BECK『Dear Life』【満遍ない安心は
でも、もはやどこにあるのだろう】
―ただ、満遍ない安心はでも、もはやどこにあるのだろう。
***
いいタイミングで、いいムードのベックが戻ってきたなとこの曲を聴きながら、待望のアルバムには話題になった「Dreams」、「Wow」が含まれてながら、タイトルが『Colors』というのも期待が膨らむ。ブルージーでメロウな彼もいいのだが、こういうどこかフリーキーで跳ねた彼こそライヴの舞台での食卓でディナー風の演出をしていたような真骨頂の一端が見える。かの「Loser」で一躍、ジェネレーションXのシンボルとなった頃から既に、彼も50歳に近くなった。皆、年齢は平等に往く、変化を遂げながら。もうなくなった大阪のアメリカ村でのタワレコで96年の出世作『オディレイ!』が山積みされていた景色を瞼の裏でまだ蘇りながら、葉書で当たった『ミューテーションズ』のツアーでの滋味深さを大阪のホールで観たのもなつかしく、プライマル・スクリームとの並びで、01年の潮風で音が流れながらライヴを観たサマソニ以降も、何度となく彼のライヴは観て、新譜はチェックし、都度のアクションが気になっていたものの、どことなく少し距離感も持っていた中で、「Wow」からの「Dear Life」、さらに新作の流れで俄然、気持ちが揚がっている、あくまで私的なものとしても、この2017年というモードに。このリリック・ビデオもアヴァンギャルドで、この世相にイロニカルで、アート精神に溢れていて、要は、サイケで心地良い。最後のラララの脱力的な感じも如何にもで。
もしも。そこがどんな乱数下の場所で、どうやって行けばいいかもわからなくても、一つひとつ解決(策)を出さなくてもよくて、生活の中での愛でられる何かを重ねていけば、いずれほどける。
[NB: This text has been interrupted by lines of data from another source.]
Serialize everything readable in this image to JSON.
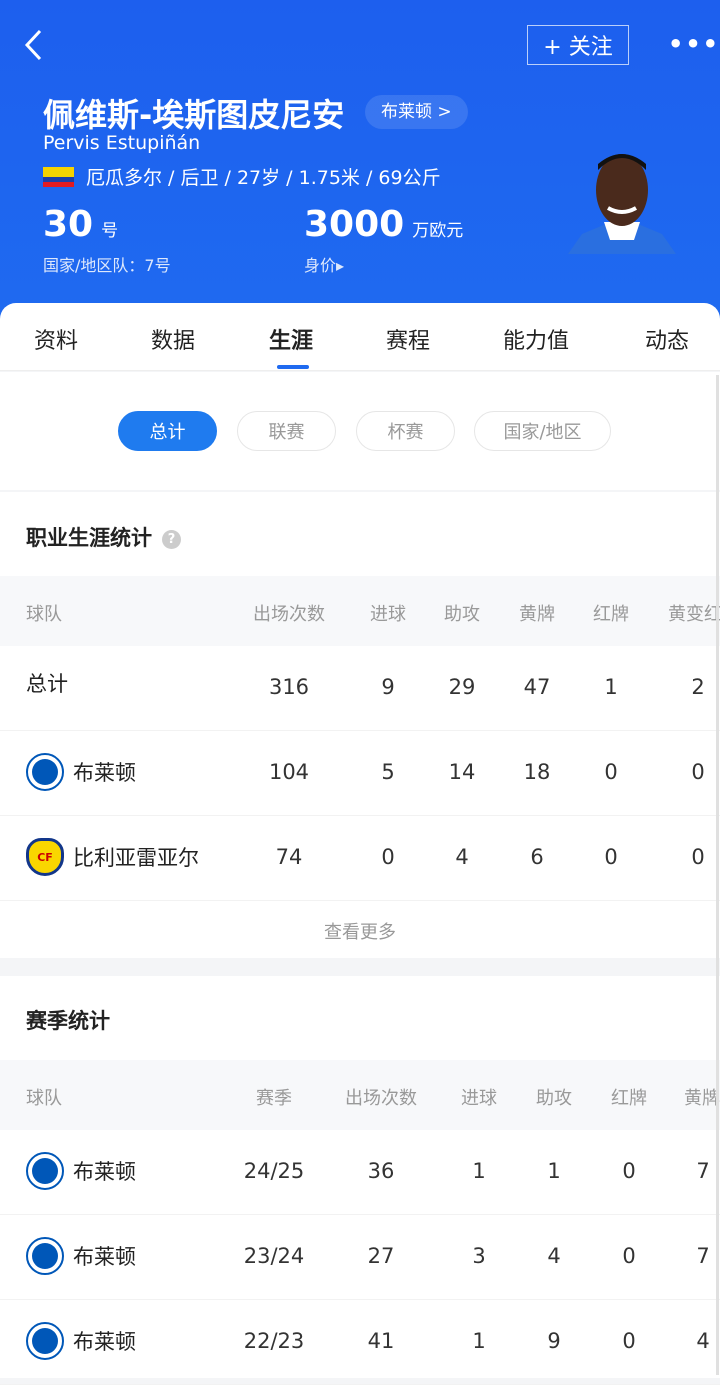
{
  "header": {
    "follow_label": "+ 关注",
    "name_cn": "佩维斯-埃斯图皮尼安",
    "team_chip": "布莱顿 >",
    "name_en": "Pervis Estupiñán",
    "info": "厄瓜多尔 / 后卫 / 27岁 / 1.75米 / 69公斤",
    "shirt_number": "30",
    "shirt_unit": "号",
    "national_number": "国家/地区队：7号",
    "market_value": "3000",
    "value_unit": "万欧元",
    "value_label": "身价▸",
    "brand_color": "#1f6af0"
  },
  "tabs": [
    "资料",
    "数据",
    "生涯",
    "赛程",
    "能力值",
    "动态"
  ],
  "active_tab": "生涯",
  "filters": [
    "总计",
    "联赛",
    "杯赛",
    "国家/地区"
  ],
  "career": {
    "title": "职业生涯统计",
    "headers": [
      "球队",
      "出场次数",
      "进球",
      "助攻",
      "黄牌",
      "红牌",
      "黄变红"
    ],
    "rows": [
      {
        "team": "总计",
        "logo": "",
        "v": [
          "316",
          "9",
          "29",
          "47",
          "1",
          "2"
        ]
      },
      {
        "team": "布莱顿",
        "logo": "brighton",
        "v": [
          "104",
          "5",
          "14",
          "18",
          "0",
          "0"
        ]
      },
      {
        "team": "比利亚雷亚尔",
        "logo": "villarreal",
        "v": [
          "74",
          "0",
          "4",
          "6",
          "0",
          "0"
        ]
      }
    ],
    "more": "查看更多"
  },
  "season": {
    "title": "赛季统计",
    "headers": [
      "球队",
      "赛季",
      "出场次数",
      "进球",
      "助攻",
      "红牌",
      "黄牌"
    ],
    "rows": [
      {
        "team": "布莱顿",
        "v": [
          "24/25",
          "36",
          "1",
          "1",
          "0",
          "7"
        ]
      },
      {
        "team": "布莱顿",
        "v": [
          "23/24",
          "27",
          "3",
          "4",
          "0",
          "7"
        ]
      },
      {
        "team": "布莱顿",
        "v": [
          "22/23",
          "41",
          "1",
          "9",
          "0",
          "4"
        ]
      }
    ]
  }
}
それはリスク・ヘッジや効率性の是非などではなく、それぞれのDear Lifeはもっとその外の他者に認められるべきだと思うからだ。
Dear life, I’m holding on.
艱難な瀬でも、誰もがどこかで親愛なる日々を懸命に航続していると願いつつ、生き延びることは相対的な中で、過圧気味な絶対性に個々が否定されることないと信じながら。